Just registered to say thanks for helping us in a bind!

Imagine the situation, 5 people with three classic VW campervans, sitting in a chip shop in Seahouses, Northumberland. Every single campsite we've tried is fully booked, apart from one who wanted us to mortgage the house and sell the other halves on a dark street corner for the privilege of staying (note to self, always book well before bank holiday weekend).

Fire up the trusty pocket internet device, quick google and i've found this forum, 45 minutes later we're holed up somewhere safe for the night!

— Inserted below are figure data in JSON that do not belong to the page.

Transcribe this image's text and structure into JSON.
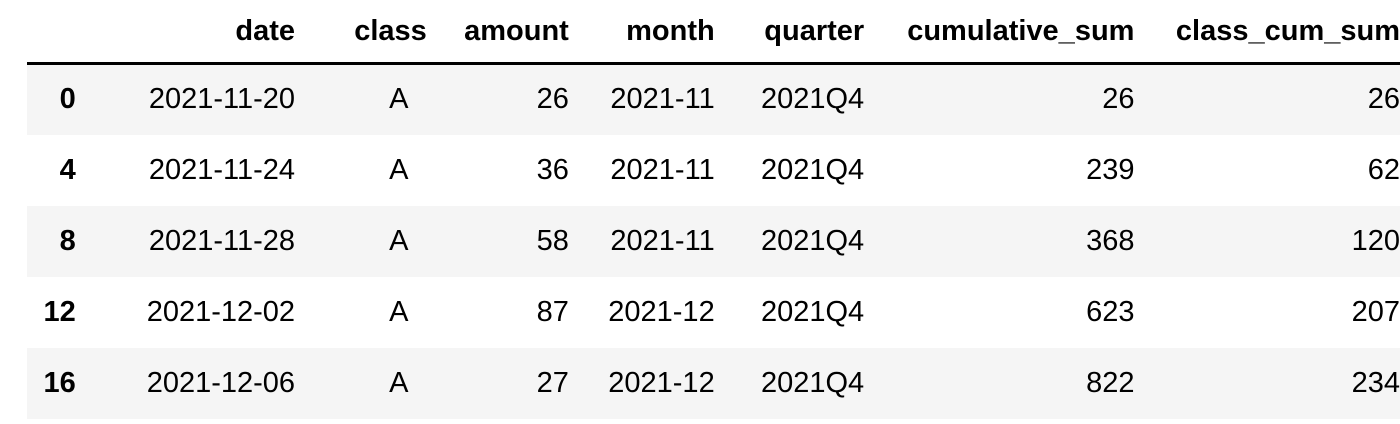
{
  "table": {
    "columns": {
      "index": "",
      "date": "date",
      "class": "class",
      "amount": "amount",
      "month": "month",
      "quarter": "quarter",
      "cumulative_sum": "cumulative_sum",
      "class_cum_sum": "class_cum_sum"
    },
    "rows": [
      {
        "index": "0",
        "date": "2021-11-20",
        "class": "A",
        "amount": "26",
        "month": "2021-11",
        "quarter": "2021Q4",
        "cumulative_sum": "26",
        "class_cum_sum": "26"
      },
      {
        "index": "4",
        "date": "2021-11-24",
        "class": "A",
        "amount": "36",
        "month": "2021-11",
        "quarter": "2021Q4",
        "cumulative_sum": "239",
        "class_cum_sum": "62"
      },
      {
        "index": "8",
        "date": "2021-11-28",
        "class": "A",
        "amount": "58",
        "month": "2021-11",
        "quarter": "2021Q4",
        "cumulative_sum": "368",
        "class_cum_sum": "120"
      },
      {
        "index": "12",
        "date": "2021-12-02",
        "class": "A",
        "amount": "87",
        "month": "2021-12",
        "quarter": "2021Q4",
        "cumulative_sum": "623",
        "class_cum_sum": "207"
      },
      {
        "index": "16",
        "date": "2021-12-06",
        "class": "A",
        "amount": "27",
        "month": "2021-12",
        "quarter": "2021Q4",
        "cumulative_sum": "822",
        "class_cum_sum": "234"
      }
    ]
  },
  "colors": {
    "stripe": "#f5f5f5",
    "header_rule": "#000000",
    "text": "#000000"
  }
}
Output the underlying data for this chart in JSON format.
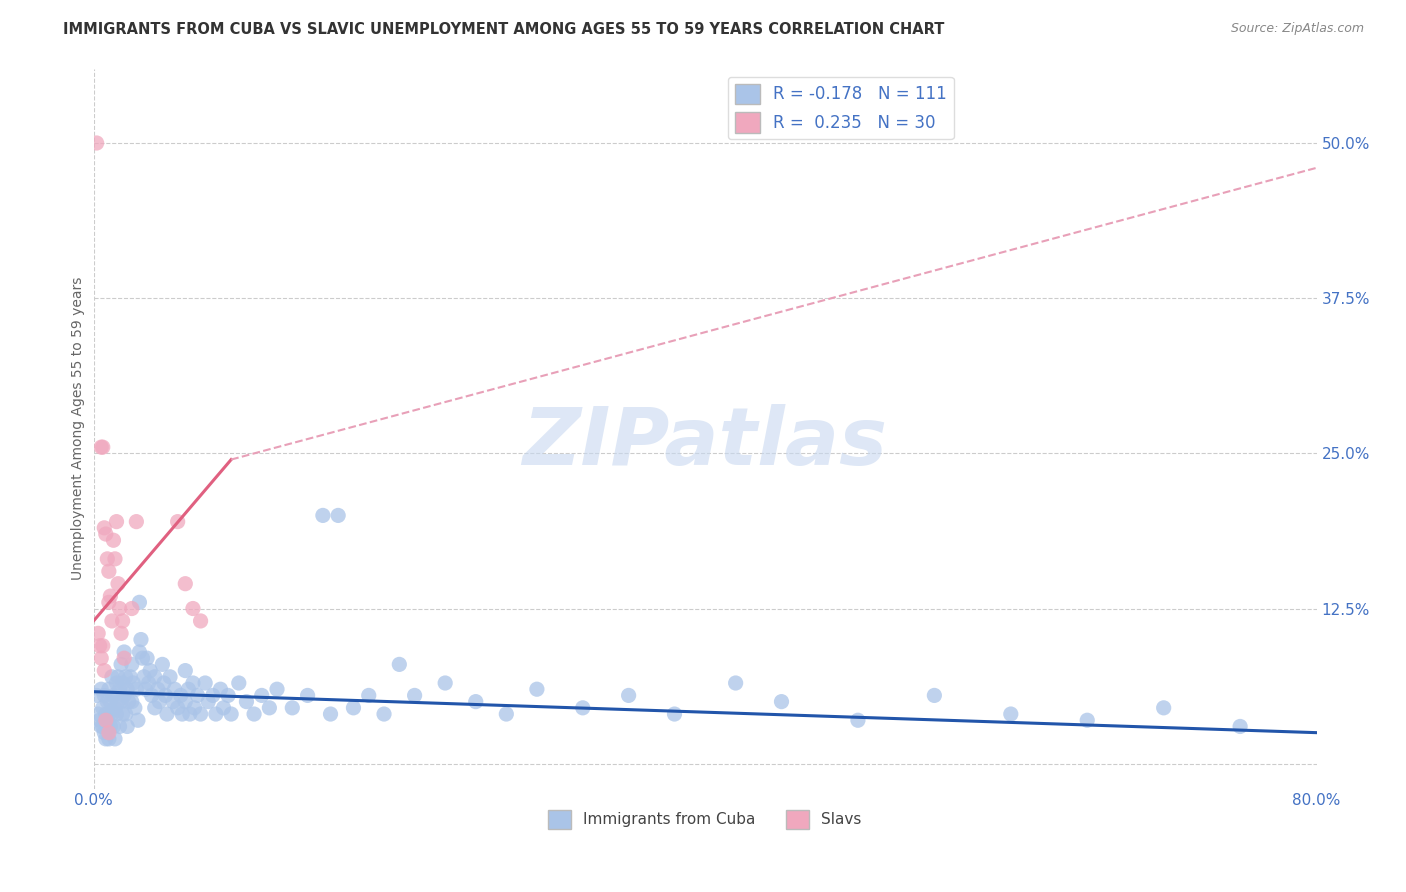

So hello, i'm Grant from Blyth in Northumberland and we have a 1973 VW Campervan which has safely taken us round Europe and the length and breadth of the UK


----------



## lenny (May 5, 2008)

GrantT said:


> Hello,
> 
> Just registered to say thanks for helping us in a bind!
> 
> ...



Hiya and welcome,Grant and friends, you're more than welcome(coming from Blyth) looking forward to meeting you all in the near future, but a word of warning watch out for the notorious TREVOR

Sorry Trev


----------



## BedfordMJ (May 5, 2008)

Seahouses is nice go and drink Beer!


----------



## Belgian (May 5, 2008)

Hello GrantT, welcome.
Nice to hear this forum is any good. 
Together we can do wonders, miracles will take a longer time   
Have fun
Your foreign secret service


----------



## Deleted member 775 (May 5, 2008)

hi and welcome glad you enjoyed yourseves


----------



## wildman (May 6, 2008)

Welcome to the forum, its good to know anyone can benefit.


----------



## Hazy-thoughts (May 6, 2008)

Welcome aboard buddy, Nice to hear that the site came to your rescue


----------